La posta in gioco è alta, poiché le conseguenze del cambiamento climatico si evolvono più rapidamente del previsto, determinando maggiori calamità naturali a livello mondiale.

È ancora possibile ridurre le emissioni del 50% entro il 2030, ma a una condizione: agire adesso.

Quindi, ritengo che bisogna investire non solo in provider di energia green, ma anche in aziende che svolgono un ruolo chiave nella transizione energetica, quelle che emettono anidride carbonica, ma che potrebbero giocare un ruolo di primo piano nella decarbonizzazione dell’economia trasformando le loro attività.

E’ necessario incoraggiare questi importanti operatori a ridurre le loro emissioni di anidride carbonica attraverso attività di coinvolgimento nel raggiungere tali obiettivi. Poiché chi oggi è la fonte del problema costituirà in futuro una parte della soluzione.

Fonte: Reuters, Climate Accountability Institute, 2019

Ci saranno i “metalli green” che saranno indispensabili ad accelerare le transizioni energetiche, torneremo a focalizzarci sulle forniture di minerali.

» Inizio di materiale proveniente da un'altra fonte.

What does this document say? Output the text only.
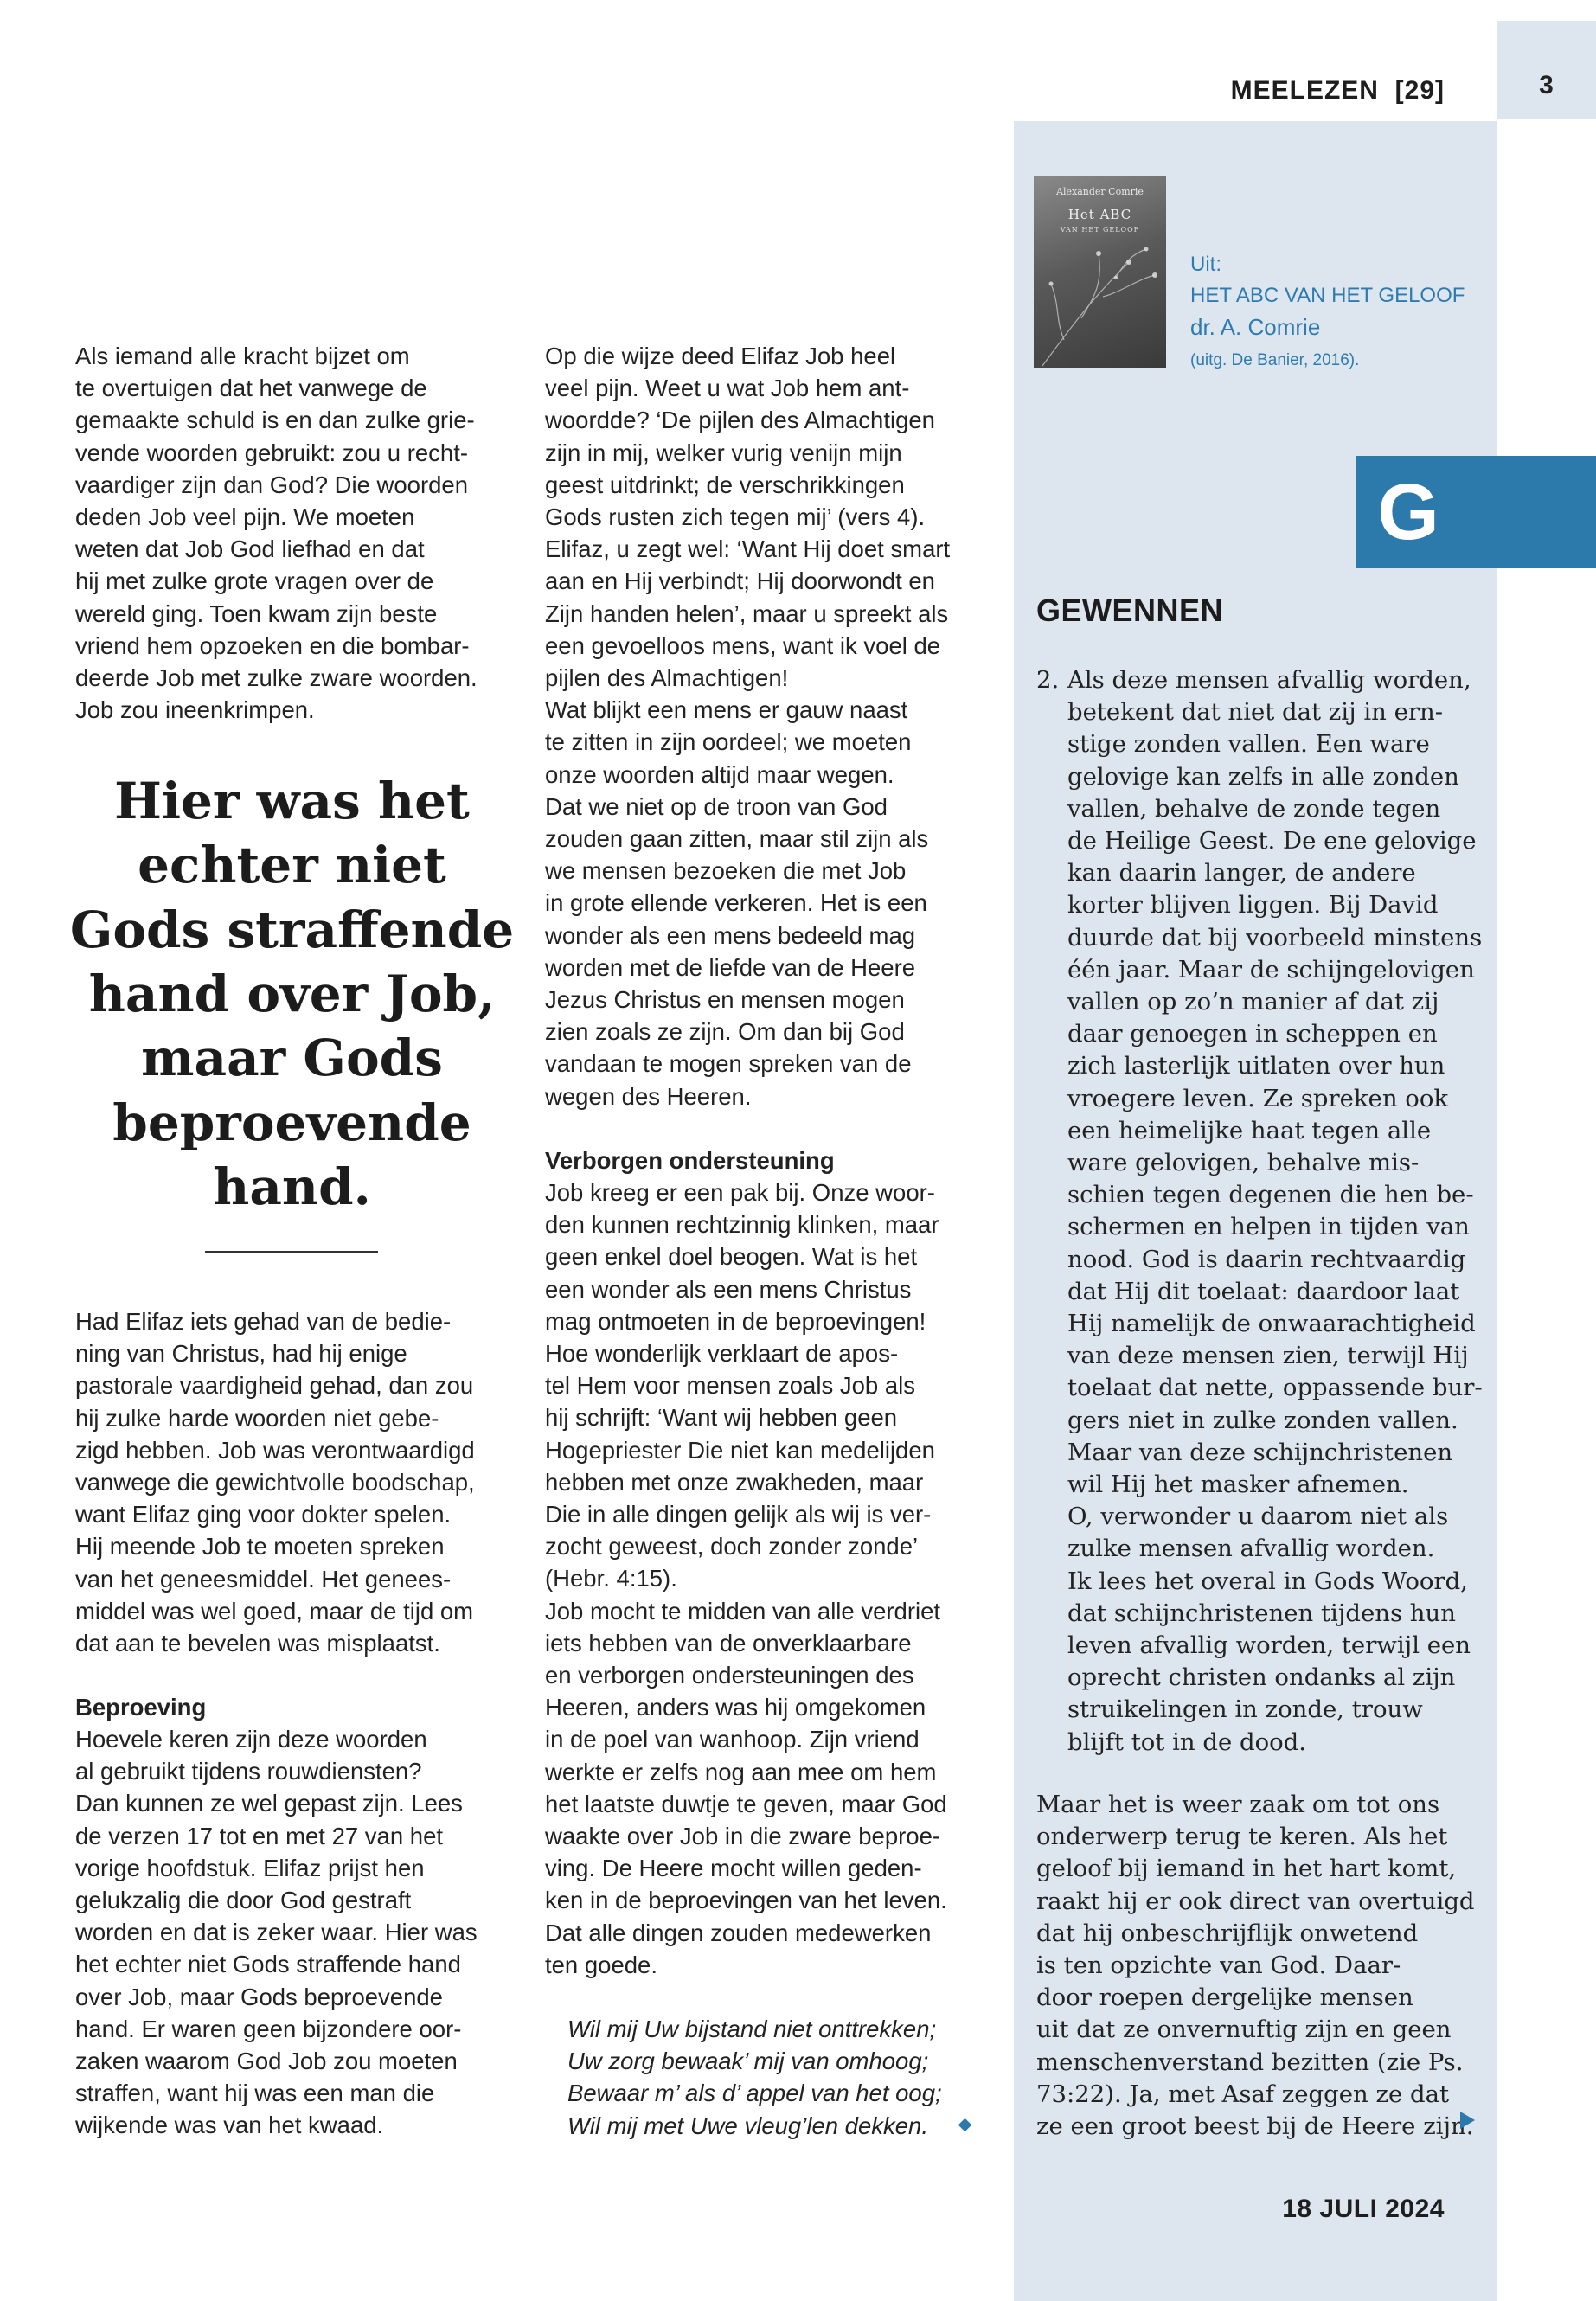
3
MEELEZEN  [29]
Alexander Comrie
Het ABC
VAN HET GELOOF
Uit:
HET ABC VAN HET GELOOF
dr. A. Comrie
(uitg. De Banier, 2016).
G
GEWENNEN
2. Als deze mensen afvallig worden,
betekent dat niet dat zij in ern-
stige zonden vallen. Een ware
gelovige kan zelfs in alle zonden
vallen, behalve de zonde tegen
de Heilige Geest. De ene gelovige
kan daarin langer, de andere
korter blijven liggen. Bij David
duurde dat bij voorbeeld minstens
één jaar. Maar de schijngelovigen
vallen op zo’n manier af dat zij
daar genoegen in scheppen en
zich lasterlijk uitlaten over hun
vroegere leven. Ze spreken ook
een heimelijke haat tegen alle
ware gelovigen, behalve mis-
schien tegen degenen die hen be-
schermen en helpen in tijden van
nood. God is daarin rechtvaardig
dat Hij dit toelaat: daardoor laat
Hij namelijk de onwaarachtigheid
van deze mensen zien, terwijl Hij
toelaat dat nette, oppassende bur-
gers niet in zulke zonden vallen.
Maar van deze schijnchristenen
wil Hij het masker afnemen.
O, verwonder u daarom niet als
zulke mensen afvallig worden.
Ik lees het overal in Gods Woord,
dat schijnchristenen tijdens hun
leven afvallig worden, terwijl een
oprecht christen ondanks al zijn
struikelingen in zonde, trouw
blijft tot in de dood.
Maar het is weer zaak om tot ons
onderwerp terug te keren. Als het
geloof bij iemand in het hart komt,
raakt hij er ook direct van overtuigd
dat hij onbeschrijflijk onwetend
is ten opzichte van God. Daar-
door roepen dergelijke mensen
uit dat ze onvernuftig zijn en geen
menschenverstand bezitten (zie Ps.
73:22). Ja, met Asaf zeggen ze dat
ze een groot beest bij de Heere zijn.
18 JULI 2024
Als iemand alle kracht bijzet om
te overtuigen dat het vanwege de
gemaakte schuld is en dan zulke grie-
vende woorden gebruikt: zou u recht-
vaardiger zijn dan God? Die woorden
deden Job veel pijn. We moeten
weten dat Job God liefhad en dat
hij met zulke grote vragen over de
wereld ging. Toen kwam zijn beste
vriend hem opzoeken en die bombar-
deerde Job met zulke zware woorden.
Job zou ineenkrimpen.
Had Elifaz iets gehad van de bedie-
ning van Christus, had hij enige
pastorale vaardigheid gehad, dan zou
hij zulke harde woorden niet gebe-
zigd hebben. Job was verontwaardigd
vanwege die gewichtvolle boodschap,
want Elifaz ging voor dokter spelen.
Hij meende Job te moeten spreken
van het geneesmiddel. Het genees-
middel was wel goed, maar de tijd om
dat aan te bevelen was misplaatst.
Beproeving
Hoevele keren zijn deze woorden
al gebruikt tijdens rouwdiensten?
Dan kunnen ze wel gepast zijn. Lees
de verzen 17 tot en met 27 van het
vorige hoofdstuk. Elifaz prijst hen
gelukzalig die door God gestraft
worden en dat is zeker waar. Hier was
het echter niet Gods straffende hand
over Job, maar Gods beproevende
hand. Er waren geen bijzondere oor-
zaken waarom God Job zou moeten
straffen, want hij was een man die
wijkende was van het kwaad.
Op die wijze deed Elifaz Job heel
veel pijn. Weet u wat Job hem ant-
woordde? ‘De pijlen des Almachtigen
zijn in mij, welker vurig venijn mijn
geest uitdrinkt; de verschrikkingen
Gods rusten zich tegen mij’ (vers 4).
Elifaz, u zegt wel: ‘Want Hij doet smart
aan en Hij verbindt; Hij doorwondt en
Zijn handen helen’, maar u spreekt als
een gevoelloos mens, want ik voel de
pijlen des Almachtigen!
Wat blijkt een mens er gauw naast
te zitten in zijn oordeel; we moeten
onze woorden altijd maar wegen.
Dat we niet op de troon van God
zouden gaan zitten, maar stil zijn als
we mensen bezoeken die met Job
in grote ellende verkeren. Het is een
wonder als een mens bedeeld mag
worden met de liefde van de Heere
Jezus Christus en mensen mogen
zien zoals ze zijn. Om dan bij God
vandaan te mogen spreken van de
wegen des Heeren.
Verborgen ondersteuning
Job kreeg er een pak bij. Onze woor-
den kunnen rechtzinnig klinken, maar
geen enkel doel beogen. Wat is het
een wonder als een mens Christus
mag ontmoeten in de beproevingen!
Hoe wonderlijk verklaart de apos-
tel Hem voor mensen zoals Job als
hij schrijft: ‘Want wij hebben geen
Hogepriester Die niet kan medelijden
hebben met onze zwakheden, maar
Die in alle dingen gelijk als wij is ver-
zocht geweest, doch zonder zonde’
(Hebr. 4:15).
Job mocht te midden van alle verdriet
iets hebben van de onverklaarbare
en verborgen ondersteuningen des
Heeren, anders was hij omgekomen
in de poel van wanhoop. Zijn vriend
werkte er zelfs nog aan mee om hem
het laatste duwtje te geven, maar God
waakte over Job in die zware beproe-
ving. De Heere mocht willen geden-
ken in de beproevingen van het leven.
Dat alle dingen zouden medewerken
ten goede.
Wil mij Uw bijstand niet onttrekken;
Uw zorg bewaak’ mij van omhoog;
Bewaar m’ als d’ appel van het oog;
Wil mij met Uwe vleug’len dekken.
Hier was het
echter niet
Gods straffende
hand over Job,
maar Gods
beproevende
hand.
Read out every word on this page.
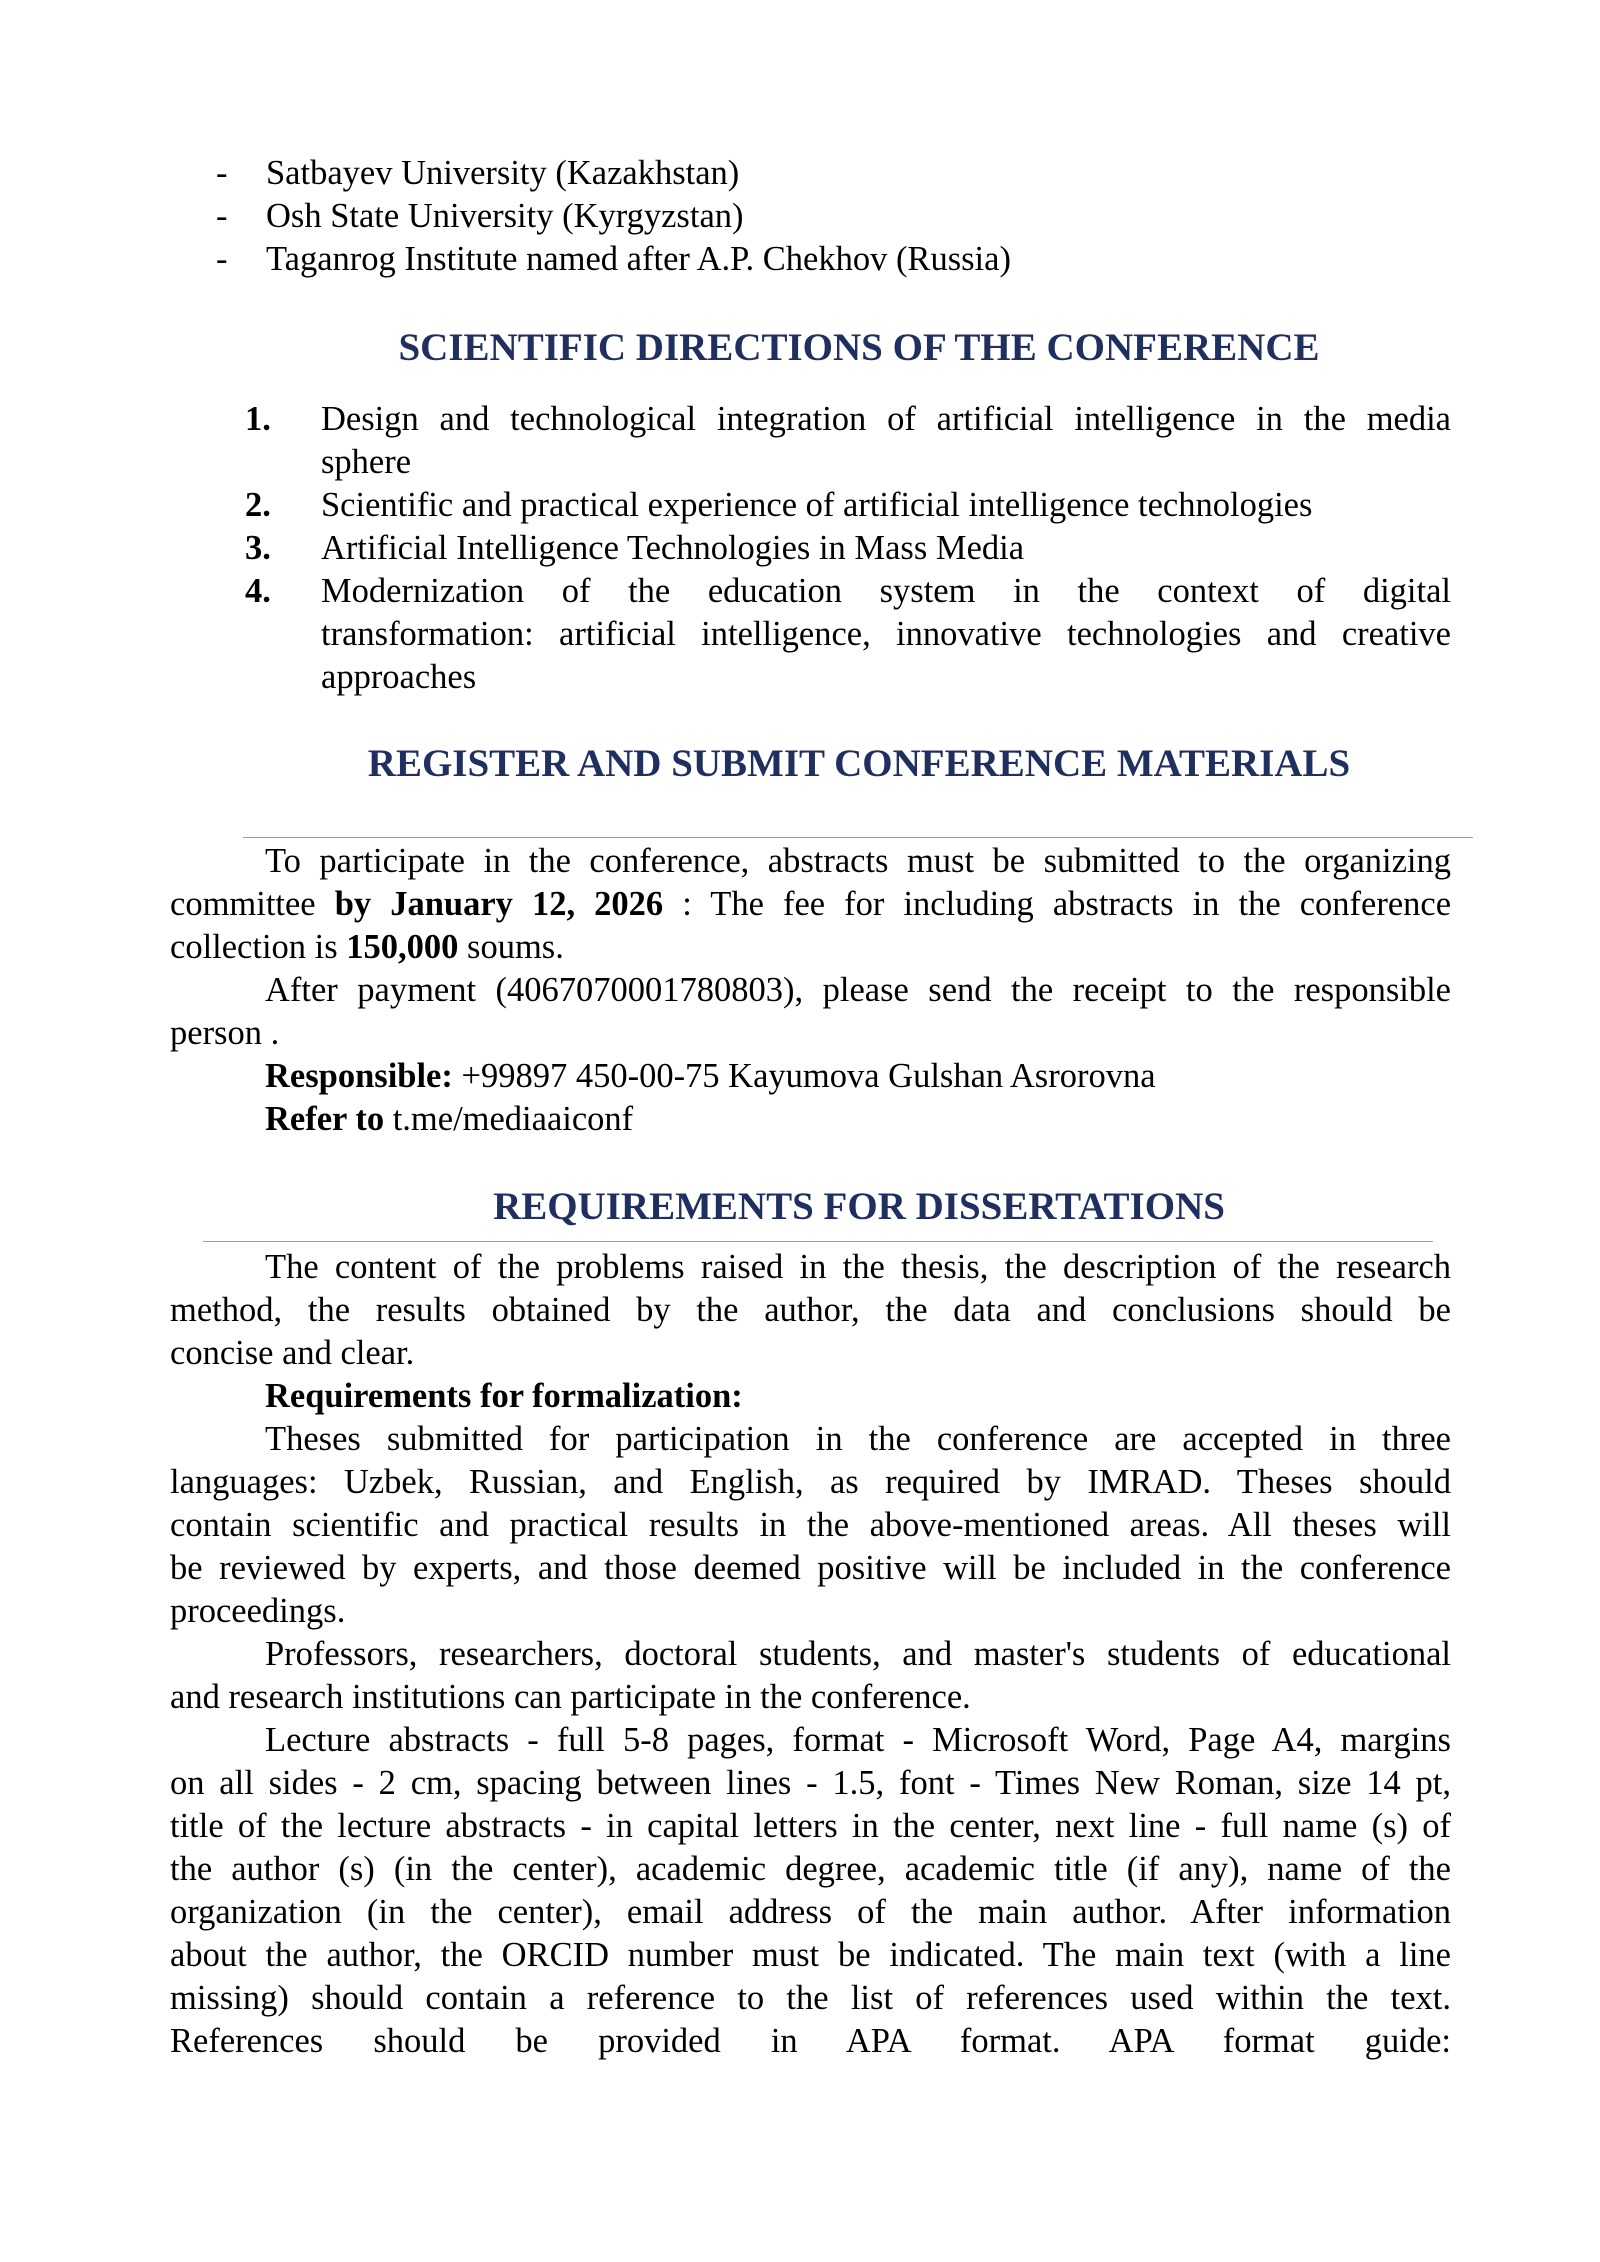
- Satbayev University (Kazakhstan)
- Osh State University (Kyrgyzstan)
- Taganrog Institute named after A.P. Chekhov (Russia)
SCIENTIFIC DIRECTIONS OF THE CONFERENCE
1. Design and technological integration of artificial intelligence in the media
sphere
2. Scientific and practical experience of artificial intelligence technologies
3. Artificial Intelligence Technologies in Mass Media
4. Modernization of the education system in the context of digital
transformation: artificial intelligence, innovative technologies and creative
approaches
REGISTER AND SUBMIT CONFERENCE MATERIALS
To participate in the conference, abstracts must be submitted to the organizing
committee by January 12, 2026 : The fee for including abstracts in the conference
collection is 150,000 soums.
After payment (4067070001780803), please send the receipt to the responsible
person .
Responsible: +99897 450-00-75 Kayumova Gulshan Asrorovna
Refer to t.me/mediaaiconf
REQUIREMENTS FOR DISSERTATIONS
The content of the problems raised in the thesis, the description of the research
method, the results obtained by the author, the data and conclusions should be
concise and clear.
Requirements for formalization:
Theses submitted for participation in the conference are accepted in three
languages: Uzbek, Russian, and English, as required by IMRAD. Theses should
contain scientific and practical results in the above-mentioned areas. All theses will
be reviewed by experts, and those deemed positive will be included in the conference
proceedings.
Professors, researchers, doctoral students, and master's students of educational
and research institutions can participate in the conference.
Lecture abstracts - full 5-8 pages, format - Microsoft Word, Page A4, margins
on all sides - 2 cm, spacing between lines - 1.5, font - Times New Roman, size 14 pt,
title of the lecture abstracts - in capital letters in the center, next line - full name (s) of
the author (s) (in the center), academic degree, academic title (if any), name of the
organization (in the center), email address of the main author. After information
about the author, the ORCID number must be indicated. The main text (with a line
missing) should contain a reference to the list of references used within the text.
References should be provided in APA format. APA format guide:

LITIO: le auto elettriche funzioneranno con batterie a ioni di litio.
NICHEL: un altro importante elemento vincente della transizione energetica, dato che il processo chimico impiegato per i catodi sulle batterie è incentrato sulla composizione chimica costituita da 80% di nichel.
RAME: quantità di rame necessaria in un’auto elettrica è 5 volte superiore a quella in un’auto media. La quantità di rame impiegata per produrre 1 megawatt di energia da un parco eolico offshore, rispetto alla quantità di rame utilizzata per produrre lo stesso 1 megawatt di energia da una centrale elettrica alimentata a gas naturale, è superiore di 11 volte. Pertanto, l’impiego del rame dovrà essere moltiplicato per 11 nel caso dell’energia eolica offshore.

Inoltre la transizione energetica non potrà fare a meno della tecnologia dei semiconduttori.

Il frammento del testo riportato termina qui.